G---- began to play with immense spirit one of Strauss's waltzes, when a gray-haired old General raised his voice,--a clear, sharp voice,--and said, "It would be a little difficult to extemporize a ball, for, with the exception of the hostess, your Excellency is the only lady present."
Dorothea grew paler still, held herself rather more erect than usual, threw back her head, and smiled. Just thus, deadly pale, hard, erect and smiling, Goswyn was to see her once again in his life, a couple of years later, when all her world was pointing at her the finger of scorn.
"You will let me drive Helmy home, will you not, Otto?" Dorothea asked in the hall, where she was holding a kind of little court amid her admirers, a yellow lace scarf wound around her head, and a black velvet wrap about her shoulders. "Helmy has such a cold, and there is no finding a droschky at this hour."
Involuntarily Goswyn, who was just buckling on his sabre, paused to listen to this little speech of his fascinating sister-in-law's, uttered in the tenderest tone.
He had no idea that his brother had anything to fear from Prince Helmy: this was only Dorothea's way of escaping any admonition from her husband. If Otto did not scold on the spot he never scolded at all. There really was nothing objectionable in her driving home alone with her cousin, but then---- She laid her little hand on her husband's breast as she spoke: the gentlemen around her looked on. Without waiting to hear his brother's reply, Goswyn left the house. He had gone but two or three steps in the street when some one joined him: it was Otto.

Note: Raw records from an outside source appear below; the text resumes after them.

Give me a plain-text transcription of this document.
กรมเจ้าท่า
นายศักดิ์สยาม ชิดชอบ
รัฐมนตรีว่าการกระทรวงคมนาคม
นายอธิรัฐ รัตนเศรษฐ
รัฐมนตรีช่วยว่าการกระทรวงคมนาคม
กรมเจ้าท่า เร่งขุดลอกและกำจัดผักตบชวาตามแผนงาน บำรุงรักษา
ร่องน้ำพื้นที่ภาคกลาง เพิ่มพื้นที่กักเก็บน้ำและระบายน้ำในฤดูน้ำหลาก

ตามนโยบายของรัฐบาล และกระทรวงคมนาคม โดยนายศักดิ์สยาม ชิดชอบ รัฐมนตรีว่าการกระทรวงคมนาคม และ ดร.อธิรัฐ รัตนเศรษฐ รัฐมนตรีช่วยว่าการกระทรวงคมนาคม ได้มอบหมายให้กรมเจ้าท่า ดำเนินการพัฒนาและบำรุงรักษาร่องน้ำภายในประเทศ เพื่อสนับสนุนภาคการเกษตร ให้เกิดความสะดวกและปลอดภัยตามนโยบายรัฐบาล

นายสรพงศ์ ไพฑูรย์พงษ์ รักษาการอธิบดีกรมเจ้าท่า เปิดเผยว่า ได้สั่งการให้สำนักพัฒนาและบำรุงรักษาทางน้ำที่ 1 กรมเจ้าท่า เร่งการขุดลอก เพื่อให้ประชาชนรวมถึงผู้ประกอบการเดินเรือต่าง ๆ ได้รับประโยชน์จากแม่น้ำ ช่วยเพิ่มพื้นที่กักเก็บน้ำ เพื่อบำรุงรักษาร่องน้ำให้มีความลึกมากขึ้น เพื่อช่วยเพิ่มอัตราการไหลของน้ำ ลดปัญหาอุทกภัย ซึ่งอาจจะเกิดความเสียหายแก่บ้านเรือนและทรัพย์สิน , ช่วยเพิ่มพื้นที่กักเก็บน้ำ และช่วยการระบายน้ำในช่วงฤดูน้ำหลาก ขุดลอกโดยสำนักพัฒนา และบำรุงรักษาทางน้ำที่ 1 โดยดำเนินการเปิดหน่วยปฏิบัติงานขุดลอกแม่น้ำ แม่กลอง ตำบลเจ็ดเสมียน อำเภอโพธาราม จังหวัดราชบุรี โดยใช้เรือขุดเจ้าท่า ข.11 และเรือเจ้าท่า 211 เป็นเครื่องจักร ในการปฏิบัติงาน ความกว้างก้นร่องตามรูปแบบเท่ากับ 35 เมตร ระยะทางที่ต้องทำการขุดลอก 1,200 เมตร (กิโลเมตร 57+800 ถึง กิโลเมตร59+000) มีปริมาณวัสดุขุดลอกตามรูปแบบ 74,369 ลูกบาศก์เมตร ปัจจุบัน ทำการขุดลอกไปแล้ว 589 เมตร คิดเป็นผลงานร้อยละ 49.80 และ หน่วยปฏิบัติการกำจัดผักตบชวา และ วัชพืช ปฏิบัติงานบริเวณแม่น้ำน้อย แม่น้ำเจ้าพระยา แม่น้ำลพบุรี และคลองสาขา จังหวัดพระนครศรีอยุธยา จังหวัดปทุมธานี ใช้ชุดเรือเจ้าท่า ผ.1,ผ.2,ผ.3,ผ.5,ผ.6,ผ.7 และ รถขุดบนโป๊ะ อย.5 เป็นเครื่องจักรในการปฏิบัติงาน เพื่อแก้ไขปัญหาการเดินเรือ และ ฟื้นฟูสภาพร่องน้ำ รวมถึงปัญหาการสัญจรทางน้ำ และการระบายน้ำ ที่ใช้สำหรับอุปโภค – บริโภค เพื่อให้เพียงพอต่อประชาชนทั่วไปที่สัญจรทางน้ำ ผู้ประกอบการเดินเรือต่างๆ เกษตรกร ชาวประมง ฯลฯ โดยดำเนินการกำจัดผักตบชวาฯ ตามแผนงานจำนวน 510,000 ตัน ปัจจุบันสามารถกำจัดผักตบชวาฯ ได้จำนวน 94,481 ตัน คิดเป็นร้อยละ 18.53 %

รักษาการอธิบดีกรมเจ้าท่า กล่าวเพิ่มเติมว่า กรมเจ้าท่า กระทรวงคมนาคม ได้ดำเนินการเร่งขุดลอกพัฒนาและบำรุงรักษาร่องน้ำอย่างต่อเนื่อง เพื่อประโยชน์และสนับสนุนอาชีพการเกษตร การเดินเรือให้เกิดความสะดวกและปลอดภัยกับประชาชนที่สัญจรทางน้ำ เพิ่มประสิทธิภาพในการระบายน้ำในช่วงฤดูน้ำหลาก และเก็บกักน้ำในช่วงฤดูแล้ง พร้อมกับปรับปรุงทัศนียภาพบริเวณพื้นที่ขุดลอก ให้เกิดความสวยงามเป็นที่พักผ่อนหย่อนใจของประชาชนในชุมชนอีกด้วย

"Have you a light?" he asked, in a rather uncertain voice. Goswyn struck a match for him, and paused in silence while his brother lighted his cigar with unnecessary effort.
"I am really very glad to walk," said Otto, keeping pace with his brother. "Thea cannot bear to have me smoke in the coupé."
Goswyn was silent.
"I know Thea through and through," Otto continued: "she is as innocent as a child, but a little imprudent; and then all those starched, stiff-necked Berlin women cannot forgive her for being more fascinating and original than the whole of them together. And, after all, what harm was there in her singing those songs? It was easy enough to see that she did not understand what she was singing, or at least did not think. The purest women are always the most imprudent. These people do not understand her. They admire her,--no one can help that,--but they do not appreciate her. When she saw that she was shocking those Philistines she sang on out of sheer bravado. It was perhaps not wise to brave public opinion."